On Wed, 14 Apr 2004 06:59:05 -0400
Kapil Thangavelu <[EMAIL PROTECTED]> wrote:
> On Tue, 2004-04-13 at 12:01, Shane Hathaway wrote:
> > On Tue, 13 Apr 2004, Kapil Thangavelu wrote:
> > > since
> > > objects modified in a version are in essence locked from
> > > participating in other transactions, actions like modifying
> > > content in a version in a cmf site amounts to locking the catalog
> > > from changes outside of the version, which amounts to shutting
> > > down write activities to a cmf site.
> > This is only true of FileStorage. Some other storage could
> > implement ZODB versions with merging capability rather than locking.
> good point, just because hasn't been doesn't mean it can't ;-)

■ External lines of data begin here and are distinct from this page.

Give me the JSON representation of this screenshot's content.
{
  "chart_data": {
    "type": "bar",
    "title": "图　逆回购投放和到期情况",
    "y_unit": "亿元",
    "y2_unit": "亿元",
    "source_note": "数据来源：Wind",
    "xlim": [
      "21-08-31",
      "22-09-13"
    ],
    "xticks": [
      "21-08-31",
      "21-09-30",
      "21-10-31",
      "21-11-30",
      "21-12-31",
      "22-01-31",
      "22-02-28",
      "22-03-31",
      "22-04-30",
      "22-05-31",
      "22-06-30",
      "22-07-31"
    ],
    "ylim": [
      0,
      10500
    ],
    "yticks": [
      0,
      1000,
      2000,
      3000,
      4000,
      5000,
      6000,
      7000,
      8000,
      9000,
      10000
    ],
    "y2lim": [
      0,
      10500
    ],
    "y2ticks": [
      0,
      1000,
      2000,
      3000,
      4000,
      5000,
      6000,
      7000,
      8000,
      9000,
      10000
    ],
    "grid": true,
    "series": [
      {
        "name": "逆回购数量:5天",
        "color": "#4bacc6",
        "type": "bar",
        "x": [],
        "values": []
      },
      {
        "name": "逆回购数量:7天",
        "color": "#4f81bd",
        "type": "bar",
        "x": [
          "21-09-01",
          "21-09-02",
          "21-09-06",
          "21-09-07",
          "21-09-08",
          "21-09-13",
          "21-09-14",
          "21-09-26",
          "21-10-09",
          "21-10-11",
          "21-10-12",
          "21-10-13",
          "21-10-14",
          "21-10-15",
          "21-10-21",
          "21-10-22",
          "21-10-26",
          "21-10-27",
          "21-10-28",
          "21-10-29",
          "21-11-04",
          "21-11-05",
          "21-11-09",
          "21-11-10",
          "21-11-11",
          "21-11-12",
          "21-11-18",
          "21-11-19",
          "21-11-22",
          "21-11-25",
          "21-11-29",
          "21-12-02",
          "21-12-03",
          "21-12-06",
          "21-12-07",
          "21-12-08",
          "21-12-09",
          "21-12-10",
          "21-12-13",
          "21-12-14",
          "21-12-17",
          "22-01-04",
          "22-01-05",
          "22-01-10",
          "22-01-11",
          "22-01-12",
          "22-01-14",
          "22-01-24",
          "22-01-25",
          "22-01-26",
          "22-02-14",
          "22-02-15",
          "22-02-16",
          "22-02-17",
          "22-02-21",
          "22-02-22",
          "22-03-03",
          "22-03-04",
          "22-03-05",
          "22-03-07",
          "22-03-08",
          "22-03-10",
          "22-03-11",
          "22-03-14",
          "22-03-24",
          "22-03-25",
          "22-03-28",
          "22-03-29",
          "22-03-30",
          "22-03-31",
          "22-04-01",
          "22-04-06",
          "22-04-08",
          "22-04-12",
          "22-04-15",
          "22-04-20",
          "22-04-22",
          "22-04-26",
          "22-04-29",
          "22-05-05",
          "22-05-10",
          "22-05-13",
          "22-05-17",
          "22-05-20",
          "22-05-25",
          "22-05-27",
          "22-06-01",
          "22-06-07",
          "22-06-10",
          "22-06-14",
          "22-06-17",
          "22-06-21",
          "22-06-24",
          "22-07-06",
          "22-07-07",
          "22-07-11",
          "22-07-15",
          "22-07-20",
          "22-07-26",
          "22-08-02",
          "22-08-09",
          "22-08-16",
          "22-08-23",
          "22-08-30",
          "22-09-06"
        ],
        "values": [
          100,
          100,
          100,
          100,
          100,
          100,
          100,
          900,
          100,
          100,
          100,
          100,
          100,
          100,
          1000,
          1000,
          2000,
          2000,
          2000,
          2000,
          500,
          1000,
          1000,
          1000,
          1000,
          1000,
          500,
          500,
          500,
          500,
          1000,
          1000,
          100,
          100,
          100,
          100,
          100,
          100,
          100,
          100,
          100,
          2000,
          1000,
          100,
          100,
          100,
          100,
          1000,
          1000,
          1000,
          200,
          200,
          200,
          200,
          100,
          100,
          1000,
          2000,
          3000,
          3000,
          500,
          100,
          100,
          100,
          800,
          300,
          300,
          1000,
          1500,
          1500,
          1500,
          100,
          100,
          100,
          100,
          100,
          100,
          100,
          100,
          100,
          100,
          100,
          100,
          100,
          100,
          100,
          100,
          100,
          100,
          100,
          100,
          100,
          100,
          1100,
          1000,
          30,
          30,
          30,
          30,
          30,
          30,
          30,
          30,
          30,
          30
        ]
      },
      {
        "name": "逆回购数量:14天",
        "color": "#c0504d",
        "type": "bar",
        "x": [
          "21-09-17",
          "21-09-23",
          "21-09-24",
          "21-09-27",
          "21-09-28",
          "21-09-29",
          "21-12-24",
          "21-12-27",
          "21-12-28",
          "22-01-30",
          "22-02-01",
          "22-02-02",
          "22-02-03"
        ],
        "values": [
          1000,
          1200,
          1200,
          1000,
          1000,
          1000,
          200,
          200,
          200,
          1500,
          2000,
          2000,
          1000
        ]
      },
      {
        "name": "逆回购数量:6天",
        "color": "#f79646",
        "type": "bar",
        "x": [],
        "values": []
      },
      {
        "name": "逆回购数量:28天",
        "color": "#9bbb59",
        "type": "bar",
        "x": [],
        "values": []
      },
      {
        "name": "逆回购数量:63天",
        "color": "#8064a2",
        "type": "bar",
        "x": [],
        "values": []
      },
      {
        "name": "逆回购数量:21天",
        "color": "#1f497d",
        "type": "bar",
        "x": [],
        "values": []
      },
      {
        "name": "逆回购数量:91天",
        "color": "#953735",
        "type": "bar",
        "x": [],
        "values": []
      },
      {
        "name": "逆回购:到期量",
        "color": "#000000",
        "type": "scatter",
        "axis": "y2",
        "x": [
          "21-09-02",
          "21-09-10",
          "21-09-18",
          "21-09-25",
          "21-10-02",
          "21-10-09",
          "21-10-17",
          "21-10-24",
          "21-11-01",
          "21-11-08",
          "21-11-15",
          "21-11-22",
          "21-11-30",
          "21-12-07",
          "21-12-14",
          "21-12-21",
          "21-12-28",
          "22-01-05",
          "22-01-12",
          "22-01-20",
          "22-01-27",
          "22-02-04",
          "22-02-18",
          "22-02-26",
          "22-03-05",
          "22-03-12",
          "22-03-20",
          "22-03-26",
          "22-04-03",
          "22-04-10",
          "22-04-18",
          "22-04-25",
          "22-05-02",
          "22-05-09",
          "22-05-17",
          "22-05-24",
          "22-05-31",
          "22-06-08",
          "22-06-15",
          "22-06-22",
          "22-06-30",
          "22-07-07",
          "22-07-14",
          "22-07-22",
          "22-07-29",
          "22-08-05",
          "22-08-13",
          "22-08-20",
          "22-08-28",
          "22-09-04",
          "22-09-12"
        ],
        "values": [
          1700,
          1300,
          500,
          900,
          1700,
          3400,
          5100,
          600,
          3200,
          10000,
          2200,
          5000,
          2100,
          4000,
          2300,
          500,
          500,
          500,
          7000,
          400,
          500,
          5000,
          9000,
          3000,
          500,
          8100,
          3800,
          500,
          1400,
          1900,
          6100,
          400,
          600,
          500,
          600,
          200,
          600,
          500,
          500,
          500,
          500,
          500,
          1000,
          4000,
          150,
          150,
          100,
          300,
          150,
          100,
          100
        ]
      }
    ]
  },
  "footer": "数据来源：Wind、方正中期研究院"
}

> although i wonder if there is some hand waving in progress here that i
> can't see. i guess my semantic notion of versions has been that of
> long lived transactions, and is there a better means of thinking of
> them? how do they play across with multiple mounted zodbs? what would
> something like merge mean in the context of a catalog?
Catalogs are actually fairly easy to handle, at least in theory. The
state of the catalog directly depends (and is derived from) the current
state of the cataloged objects. So merging the catalog should mean:
merge the content first and then reindex it.
>From this pov, it would be possible to get cataloging right in the
current version machinery as well. This machinery would need to allow
objects to override the locking behavior in some way. In the case of the
catalog it would be fine for a current catalog and the one in the
version to ignore each other (i.e., changing the one in the version does
not lock the current one). Then when the version is saved/merged, the
affected objects are recataloged.
In practical terms this would mean that the versioned catalog would need
to keep track of the uids that had been cataloged, uncataloged and
reindexed in the version. The "merge" would mean cataloging,
uncataloging and reindexing those same uids in the current catalog.